Was weiter auffällt: Viele Mieter stammen laut Fringer aus der Region und arbeiten in Zürich. Auch Zürcher zieht es in den neuen Lenzburger Stadtteil. Die Lage direkt am Bahnhof als Sprungbrett in die Limmatstadt scheint tatsächlich mitentscheidend für den Erfolg von «Im Lenz».

Viele Gewerberäume stehen leer

Weniger gut läuft es bei den Büro- und Gewerbeflächen. Hier ist etwa die Hälfte der Gesamtfläche von 20'000 Quadratmetern fertig gebaut. Die zweite Hälfte folgt im Sommer mit dem renovierten historischen Hero-Altbau an der Bahnlinie («Im Fokus») sowie Ende Jahr mit dem markanten Hochhaus «Im Puls».

Wer durch das Quartier schlendert, blickt teilweise in leere Gewerberäume. Es gibt Ausnahmen: Mit dem IT-Dienstleister Hint AG, dem Haushaltgerätehersteller Bauknecht AG und dem Rehacenter Lenzburg haben sich drei grosse Ankermieter niedergelassen. Da und dort werden Räume eingerichtet.

Zudem eröffnet bald das Sozial-Unternehmen Trinamo AG in den Shedhallen des früheren Hero-Gebäudes das Restaurant Barracuda mit bis zu 200 Plätzen und 6 Hotelzimmern. Trotzdem bleibt der Eindruck: Das Interesse an Gewerbeflächen, die teilweise seit Oktober 2015 bezugsbereit sind, ist verhalten.

Erste Boutique eröffnet

Haben die Skeptiker in diesem Punkt recht behalten? Wurden in einem gesättigten Markt zu viele Gewerberäume geplant? «Ohne Nutzer oder Mietverträge Flächen zu bauen, ist ein erhöhtes Risiko im Büromarkt», sagt Isabella Fringer von der Realit Treuhand AG, die den grössten Teil der Gewerbeflächen im Quartier vermittelt. «Gemessen an der Wirtschaftssituation können wir uns nicht beklagen.»

Die Vermietung von Gewerbeflächen brauche mehr Zeit als bei Wohnungen. Zudem sei das Quartier noch nicht fertig und blühe jetzt durch die vielen neuen Mieter langsam auf. «Wir haben viele Anfragen für Gewerberäume. Interessierte lassen sich jedoch Zeit, um die Entwicklung im Quartier zu beobachten, sich in die Umgebung einzufühlen oder um Mitbewerberobjekte detaillierter zu prüfen», so Fringer.
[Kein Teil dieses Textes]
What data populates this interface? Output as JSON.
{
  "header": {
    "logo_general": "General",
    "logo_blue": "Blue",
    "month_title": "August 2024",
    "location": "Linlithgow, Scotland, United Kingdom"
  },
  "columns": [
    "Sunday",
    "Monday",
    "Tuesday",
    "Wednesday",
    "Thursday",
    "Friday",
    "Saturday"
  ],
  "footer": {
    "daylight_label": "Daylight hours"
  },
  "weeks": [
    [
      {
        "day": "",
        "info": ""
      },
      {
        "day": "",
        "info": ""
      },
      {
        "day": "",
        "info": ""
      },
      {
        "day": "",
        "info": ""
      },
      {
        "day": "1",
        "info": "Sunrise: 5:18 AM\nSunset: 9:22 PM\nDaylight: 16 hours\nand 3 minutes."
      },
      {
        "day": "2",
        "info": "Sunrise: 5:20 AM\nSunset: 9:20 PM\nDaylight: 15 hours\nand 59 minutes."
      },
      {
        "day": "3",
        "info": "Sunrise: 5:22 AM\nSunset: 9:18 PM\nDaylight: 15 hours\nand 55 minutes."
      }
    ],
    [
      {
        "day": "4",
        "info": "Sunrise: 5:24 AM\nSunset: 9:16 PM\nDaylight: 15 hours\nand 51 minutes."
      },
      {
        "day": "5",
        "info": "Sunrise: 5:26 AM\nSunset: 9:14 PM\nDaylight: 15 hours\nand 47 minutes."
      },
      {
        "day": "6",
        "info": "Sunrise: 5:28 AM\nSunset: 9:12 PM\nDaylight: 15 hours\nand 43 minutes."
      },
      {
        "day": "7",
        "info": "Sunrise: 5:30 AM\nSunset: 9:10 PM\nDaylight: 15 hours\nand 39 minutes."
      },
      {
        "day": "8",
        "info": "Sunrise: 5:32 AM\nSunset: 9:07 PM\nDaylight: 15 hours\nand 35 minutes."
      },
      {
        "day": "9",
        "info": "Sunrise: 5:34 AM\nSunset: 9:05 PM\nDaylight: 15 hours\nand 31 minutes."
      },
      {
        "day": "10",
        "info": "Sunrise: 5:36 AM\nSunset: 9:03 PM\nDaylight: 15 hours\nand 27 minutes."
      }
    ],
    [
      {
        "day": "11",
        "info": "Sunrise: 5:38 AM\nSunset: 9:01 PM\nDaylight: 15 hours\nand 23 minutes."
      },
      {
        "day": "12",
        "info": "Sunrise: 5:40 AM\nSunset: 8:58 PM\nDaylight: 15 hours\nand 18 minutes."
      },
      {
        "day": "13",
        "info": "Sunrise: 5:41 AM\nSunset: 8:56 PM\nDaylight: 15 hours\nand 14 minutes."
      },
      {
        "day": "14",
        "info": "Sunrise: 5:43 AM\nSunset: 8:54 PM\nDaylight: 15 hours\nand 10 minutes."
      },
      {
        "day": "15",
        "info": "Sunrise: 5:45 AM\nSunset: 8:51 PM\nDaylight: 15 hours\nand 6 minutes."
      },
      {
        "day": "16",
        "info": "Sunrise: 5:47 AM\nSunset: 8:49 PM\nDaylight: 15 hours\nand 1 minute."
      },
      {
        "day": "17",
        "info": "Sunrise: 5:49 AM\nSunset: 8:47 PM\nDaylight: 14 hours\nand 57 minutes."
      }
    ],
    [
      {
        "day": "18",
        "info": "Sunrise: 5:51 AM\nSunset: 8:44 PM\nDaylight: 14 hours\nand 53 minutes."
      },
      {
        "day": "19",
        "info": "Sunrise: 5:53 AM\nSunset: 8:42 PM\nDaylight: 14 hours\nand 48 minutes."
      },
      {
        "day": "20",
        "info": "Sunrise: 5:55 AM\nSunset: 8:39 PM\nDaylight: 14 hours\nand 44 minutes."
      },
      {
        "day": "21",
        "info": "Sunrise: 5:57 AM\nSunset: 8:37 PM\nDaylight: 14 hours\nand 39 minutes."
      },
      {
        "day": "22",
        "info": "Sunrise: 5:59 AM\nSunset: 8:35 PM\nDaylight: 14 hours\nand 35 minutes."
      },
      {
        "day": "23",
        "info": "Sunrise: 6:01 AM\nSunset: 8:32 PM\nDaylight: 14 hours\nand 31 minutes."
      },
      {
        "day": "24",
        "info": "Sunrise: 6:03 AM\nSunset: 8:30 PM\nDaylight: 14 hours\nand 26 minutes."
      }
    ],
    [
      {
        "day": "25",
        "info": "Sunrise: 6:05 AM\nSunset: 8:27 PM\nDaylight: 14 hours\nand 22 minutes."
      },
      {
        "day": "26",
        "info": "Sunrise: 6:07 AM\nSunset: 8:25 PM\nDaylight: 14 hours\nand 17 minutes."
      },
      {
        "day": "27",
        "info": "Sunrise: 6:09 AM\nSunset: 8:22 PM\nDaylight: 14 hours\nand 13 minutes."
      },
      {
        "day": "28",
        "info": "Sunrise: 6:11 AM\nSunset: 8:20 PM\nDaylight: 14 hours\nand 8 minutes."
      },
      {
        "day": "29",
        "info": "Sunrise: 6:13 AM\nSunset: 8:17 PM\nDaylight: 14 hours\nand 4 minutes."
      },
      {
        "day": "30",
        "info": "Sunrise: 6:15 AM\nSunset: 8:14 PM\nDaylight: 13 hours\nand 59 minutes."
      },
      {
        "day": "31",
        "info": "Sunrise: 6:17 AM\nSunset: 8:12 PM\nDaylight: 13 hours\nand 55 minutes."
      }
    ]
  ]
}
Den Schritt ins neue Quartier gewagt hat Felicia Fracassi. Sie hat ihren Hutladen von der Lenzburger Altstadt ins «Im Lenz» gezügelt und damit als Erste eine Boutique eröffnet (die az berichtete). Die Miete pro Quadratmeter ist hier tiefer als in der Altstadt. «Wenn alle Blöcke bezogen sind, laufen hier in der Stosszeit Hunderte Leute direkt vor dem Schaufenster durch», sagt Felicia Fracassi.

Davon ist heute noch wenig zu spüren. Oft sind im öffentlichen Raum des Quartiers mehr Bauarbeiter als Mieter zu sehen. Ausgestorben wirkt vor allem der Markus-Roth-Platz mit dem speziellen Brunnen. Etwas Farbe in die Szenerie bringen einzig ein Äffchen und eine Mickey-Mouse-Figur an einem Balkongeländer, die Nachwuchs verkünden. Der Frühling ist noch nicht eingekehrt «Im Lenz».